An examination was made of the effect of epithelium removal on mechanical responses of guinea‐pig isolated tracheal strips after inhibition or activation of electrogenic Na+/K+‐pumping.
The Na+/K+‐pump inhibitor ouabain (0.1–10 μm) evoked concentration‐dependent contractions which were potentiated by epithelium removal.
K+‐free solution, which inhibits Na+/K+‐pumping, produced a slow, sustained relaxation in intact preparations. In epithelium‐free preparations the relaxation was transient and of lesser magnitude.
The addition of K+ (10 or 30 mm), which activates Na+/K+‐pumping, to preparations bathed in K+‐free solution caused a relaxation of preparations under spontaneous tone or contracted with methacholine; the magnitude and duration of relaxation was greater in the epithelium‐free preparations. Ouabain (0.1 μm) attenuated the relaxation to K+ in intact preparations and converted the response of epithelium‐free preparations to a contraction. In the presence of a higher concentration of ouabain (1 μm), intact preparations contracted in response to K+.

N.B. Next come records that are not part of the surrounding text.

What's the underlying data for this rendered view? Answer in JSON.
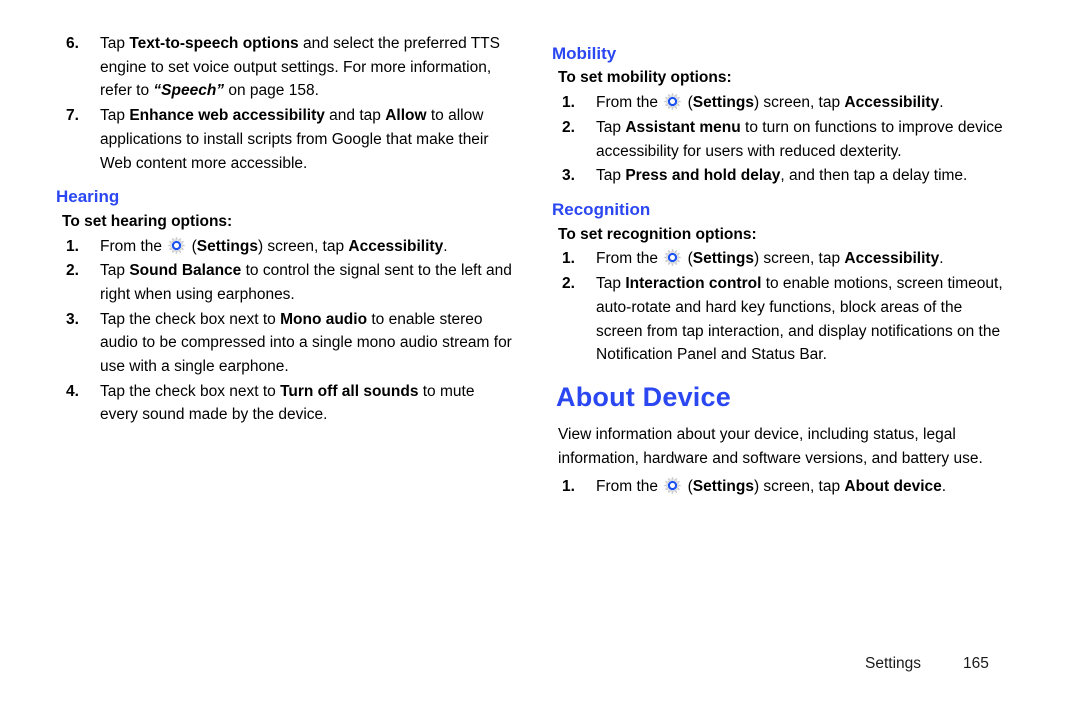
{
  "page": {
    "footer_label": "Settings",
    "footer_page_number": "165",
    "heading_color": "#2a47f2",
    "text_color": "#000000",
    "background_color": "#ffffff"
  },
  "icons": {
    "settings_gear": "settings-gear-icon"
  },
  "left_column": {
    "continued_steps": [
      {
        "number": "6.",
        "parts": [
          {
            "t": "Tap ",
            "s": "normal"
          },
          {
            "t": "Text-to-speech options",
            "s": "bold"
          },
          {
            "t": " and select the preferred TTS engine to set voice output settings. For more information, refer to ",
            "s": "normal"
          },
          {
            "t": "“Speech”",
            "s": "bold-italic"
          },
          {
            "t": " on page 158.",
            "s": "normal"
          }
        ]
      },
      {
        "number": "7.",
        "parts": [
          {
            "t": "Tap ",
            "s": "normal"
          },
          {
            "t": "Enhance web accessibility",
            "s": "bold"
          },
          {
            "t": " and tap ",
            "s": "normal"
          },
          {
            "t": "Allow",
            "s": "bold"
          },
          {
            "t": " to allow applications to install scripts from Google that make their Web content more accessible.",
            "s": "normal"
          }
        ]
      }
    ],
    "hearing": {
      "title": "Hearing",
      "lead_in": "To set hearing options:",
      "steps": [
        {
          "number": "1.",
          "parts": [
            {
              "t": "From the ",
              "s": "normal"
            },
            {
              "t": "",
              "s": "gear"
            },
            {
              "t": " (",
              "s": "normal"
            },
            {
              "t": "Settings",
              "s": "bold"
            },
            {
              "t": ") screen, tap ",
              "s": "normal"
            },
            {
              "t": "Accessibility",
              "s": "bold"
            },
            {
              "t": ".",
              "s": "normal"
            }
          ]
        },
        {
          "number": "2.",
          "parts": [
            {
              "t": "Tap ",
              "s": "normal"
            },
            {
              "t": "Sound Balance",
              "s": "bold"
            },
            {
              "t": " to control the signal sent to the left and right when using earphones.",
              "s": "normal"
            }
          ]
        },
        {
          "number": "3.",
          "parts": [
            {
              "t": "Tap the check box next to ",
              "s": "normal"
            },
            {
              "t": "Mono audio",
              "s": "bold"
            },
            {
              "t": " to enable stereo audio to be compressed into a single mono audio stream for use with a single earphone.",
              "s": "normal"
            }
          ]
        },
        {
          "number": "4.",
          "parts": [
            {
              "t": "Tap the check box next to ",
              "s": "normal"
            },
            {
              "t": "Turn off all sounds",
              "s": "bold"
            },
            {
              "t": " to mute every sound made by the device.",
              "s": "normal"
            }
          ]
        }
      ]
    }
  },
  "right_column": {
    "mobility": {
      "title": "Mobility",
      "lead_in": "To set mobility options:",
      "steps": [
        {
          "number": "1.",
          "parts": [
            {
              "t": "From the ",
              "s": "normal"
            },
            {
              "t": "",
              "s": "gear"
            },
            {
              "t": " (",
              "s": "normal"
            },
            {
              "t": "Settings",
              "s": "bold"
            },
            {
              "t": ") screen, tap ",
              "s": "normal"
            },
            {
              "t": "Accessibility",
              "s": "bold"
            },
            {
              "t": ".",
              "s": "normal"
            }
          ]
        },
        {
          "number": "2.",
          "parts": [
            {
              "t": "Tap ",
              "s": "normal"
            },
            {
              "t": "Assistant menu",
              "s": "bold"
            },
            {
              "t": " to turn on functions to improve device accessibility for users with reduced dexterity.",
              "s": "normal"
            }
          ]
        },
        {
          "number": "3.",
          "parts": [
            {
              "t": "Tap ",
              "s": "normal"
            },
            {
              "t": "Press and hold delay",
              "s": "bold"
            },
            {
              "t": ", and then tap a delay time.",
              "s": "normal"
            }
          ]
        }
      ]
    },
    "recognition": {
      "title": "Recognition",
      "lead_in": "To set recognition options:",
      "steps": [
        {
          "number": "1.",
          "parts": [
            {
              "t": "From the ",
              "s": "normal"
            },
            {
              "t": "",
              "s": "gear"
            },
            {
              "t": " (",
              "s": "normal"
            },
            {
              "t": "Settings",
              "s": "bold"
            },
            {
              "t": ") screen, tap ",
              "s": "normal"
            },
            {
              "t": "Accessibility",
              "s": "bold"
            },
            {
              "t": ".",
              "s": "normal"
            }
          ]
        },
        {
          "number": "2.",
          "parts": [
            {
              "t": "Tap ",
              "s": "normal"
            },
            {
              "t": "Interaction control",
              "s": "bold"
            },
            {
              "t": " to enable motions, screen timeout, auto-rotate and hard key functions, block areas of the screen from tap interaction, and display notifications on the Notification Panel and Status Bar.",
              "s": "normal"
            }
          ]
        }
      ]
    },
    "about_device": {
      "title": "About Device",
      "body": "View information about your device, including status, legal information, hardware and software versions, and battery use.",
      "steps": [
        {
          "number": "1.",
          "parts": [
            {
              "t": "From the ",
              "s": "normal"
            },
            {
              "t": "",
              "s": "gear"
            },
            {
              "t": " (",
              "s": "normal"
            },
            {
              "t": "Settings",
              "s": "bold"
            },
            {
              "t": ") screen, tap ",
              "s": "normal"
            },
            {
              "t": "About device",
              "s": "bold"
            },
            {
              "t": ".",
              "s": "normal"
            }
          ]
        }
      ]
    }
  }
}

In normal K+ solution, ouabain (0.1 μm) increased the sensitivity of intact preparations to methacholine but reduced their sensitivity to K+. Ouabain was without these effects in epithelium‐free preparations.
Thus, responses of intact preparations to perturbations which affect electrogenic Na+/K+‐pumping in trachealis are influenced by an epithelium‐derived factor. The production of the factor may be linked to an epithelial Na+/K+‐pump, or the factor may modulate the activity of an electrogenic Na+/K+‐pump in the muscle.